At any given time I’m usually reading (at least) one book, and listening to an audiobook during my commute. Sometimes I work on similar books for “reading” and “listening” at the same time, but most often I try to go down different paths with the two books.
Right now, I’m listening to Philip K. Dick’s The Eye in the Sky.

It’s one of Dick’s earlier novels, in fact arguably the earliest one that really had that provocative Phildick quality. It was first published in 1957, and the super-quickie plot summary is as follows: Following an industrial lab accident, an out-of-work engineer finds himself, along with his wife and a few others, catapulted into an alternate world of Old Testament religious fundamentalism, where prayer and miracles and plagues of locusts are part of daily life.

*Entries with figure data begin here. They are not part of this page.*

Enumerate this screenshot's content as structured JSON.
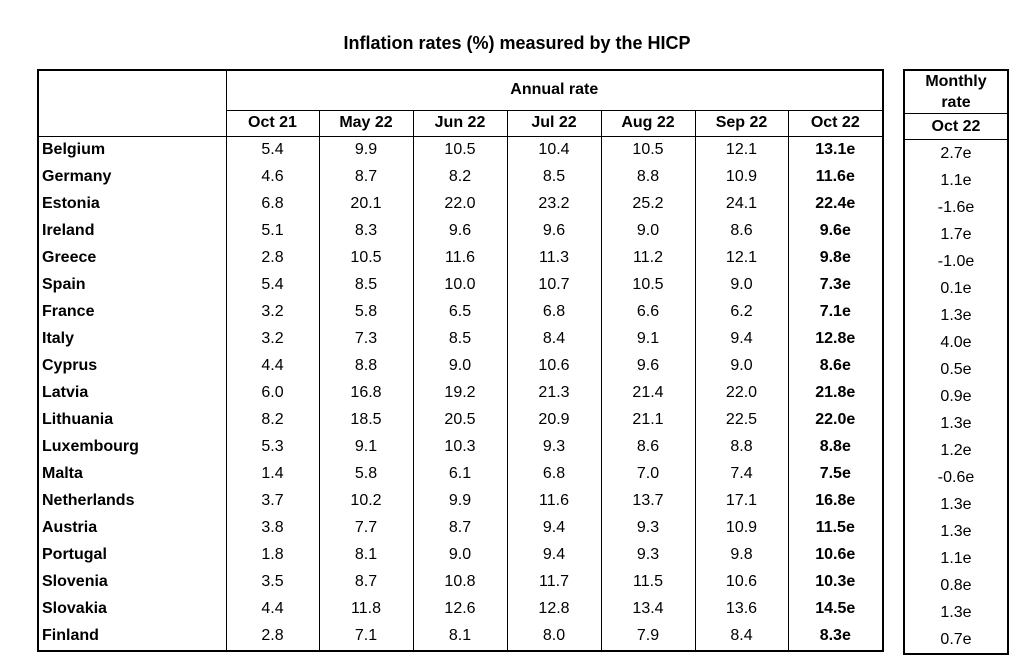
{
  "title": "Inflation rates (%) measured by the HICP",
  "table": {
    "group_header": "Annual rate",
    "columns": [
      "Oct 21",
      "May 22",
      "Jun 22",
      "Jul 22",
      "Aug 22",
      "Sep 22",
      "Oct 22"
    ],
    "monthly_header": "Monthly rate",
    "monthly_column": "Oct 22",
    "rows": [
      [
        "Belgium",
        "5.4",
        "9.9",
        "10.5",
        "10.4",
        "10.5",
        "12.1",
        "13.1e",
        "2.7e"
      ],
      [
        "Germany",
        "4.6",
        "8.7",
        "8.2",
        "8.5",
        "8.8",
        "10.9",
        "11.6e",
        "1.1e"
      ],
      [
        "Estonia",
        "6.8",
        "20.1",
        "22.0",
        "23.2",
        "25.2",
        "24.1",
        "22.4e",
        "-1.6e"
      ],
      [
        "Ireland",
        "5.1",
        "8.3",
        "9.6",
        "9.6",
        "9.0",
        "8.6",
        "9.6e",
        "1.7e"
      ],
      [
        "Greece",
        "2.8",
        "10.5",
        "11.6",
        "11.3",
        "11.2",
        "12.1",
        "9.8e",
        "-1.0e"
      ],
      [
        "Spain",
        "5.4",
        "8.5",
        "10.0",
        "10.7",
        "10.5",
        "9.0",
        "7.3e",
        "0.1e"
      ],
      [
        "France",
        "3.2",
        "5.8",
        "6.5",
        "6.8",
        "6.6",
        "6.2",
        "7.1e",
        "1.3e"
      ],
      [
        "Italy",
        "3.2",
        "7.3",
        "8.5",
        "8.4",
        "9.1",
        "9.4",
        "12.8e",
        "4.0e"
      ],
      [
        "Cyprus",
        "4.4",
        "8.8",
        "9.0",
        "10.6",
        "9.6",
        "9.0",
        "8.6e",
        "0.5e"
      ],
      [
        "Latvia",
        "6.0",
        "16.8",
        "19.2",
        "21.3",
        "21.4",
        "22.0",
        "21.8e",
        "0.9e"
      ],
      [
        "Lithuania",
        "8.2",
        "18.5",
        "20.5",
        "20.9",
        "21.1",
        "22.5",
        "22.0e",
        "1.3e"
      ],
      [
        "Luxembourg",
        "5.3",
        "9.1",
        "10.3",
        "9.3",
        "8.6",
        "8.8",
        "8.8e",
        "1.2e"
      ],
      [
        "Malta",
        "1.4",
        "5.8",
        "6.1",
        "6.8",
        "7.0",
        "7.4",
        "7.5e",
        "-0.6e"
      ],
      [
        "Netherlands",
        "3.7",
        "10.2",
        "9.9",
        "11.6",
        "13.7",
        "17.1",
        "16.8e",
        "1.3e"
      ],
      [
        "Austria",
        "3.8",
        "7.7",
        "8.7",
        "9.4",
        "9.3",
        "10.9",
        "11.5e",
        "1.3e"
      ],
      [
        "Portugal",
        "1.8",
        "8.1",
        "9.0",
        "9.4",
        "9.3",
        "9.8",
        "10.6e",
        "1.1e"
      ],
      [
        "Slovenia",
        "3.5",
        "8.7",
        "10.8",
        "11.7",
        "11.5",
        "10.6",
        "10.3e",
        "0.8e"
      ],
      [
        "Slovakia",
        "4.4",
        "11.8",
        "12.6",
        "12.8",
        "13.4",
        "13.6",
        "14.5e",
        "1.3e"
      ],
      [
        "Finland",
        "2.8",
        "7.1",
        "8.1",
        "8.0",
        "7.9",
        "8.4",
        "8.3e",
        "0.7e"
      ]
    ]
  }
}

Philip K. Dick is one of those writers I find interesting enough to think about and talk about, but I don’t actually find myself reading his work very often. I think he’s more notable for his ideas, for pushing the envelope and questioning assumptions, than for his actual writing. Certainly he’s a beloved name in the realm of science fiction, but he’s one of those writers whose books are more interesting in summary than they actually read on the page.
Still, I’d say he has a lot of value even as just a provocateur. And Dick was certainly one of the more interesting personalities or “characters” in science fiction when I was growing up, along with Harlan Ellison.
Speaking of Philip K. Dick, there’s a Dick biography by Lawrence Sutin that is one of the more interesting author bios I’ve ever read. It’s focused quite a bit on Dick’s late-life religious/metaphysical/psychotic experiences, hence the title Divine Invasions.
I’m no more than 1/4 of the way through this audiobook so I’ll write more about it later. Just wanted to write a little something about it, as I’m having fun revisiting a writer I think about a lot, and regard highly, but don’t actually read often enough.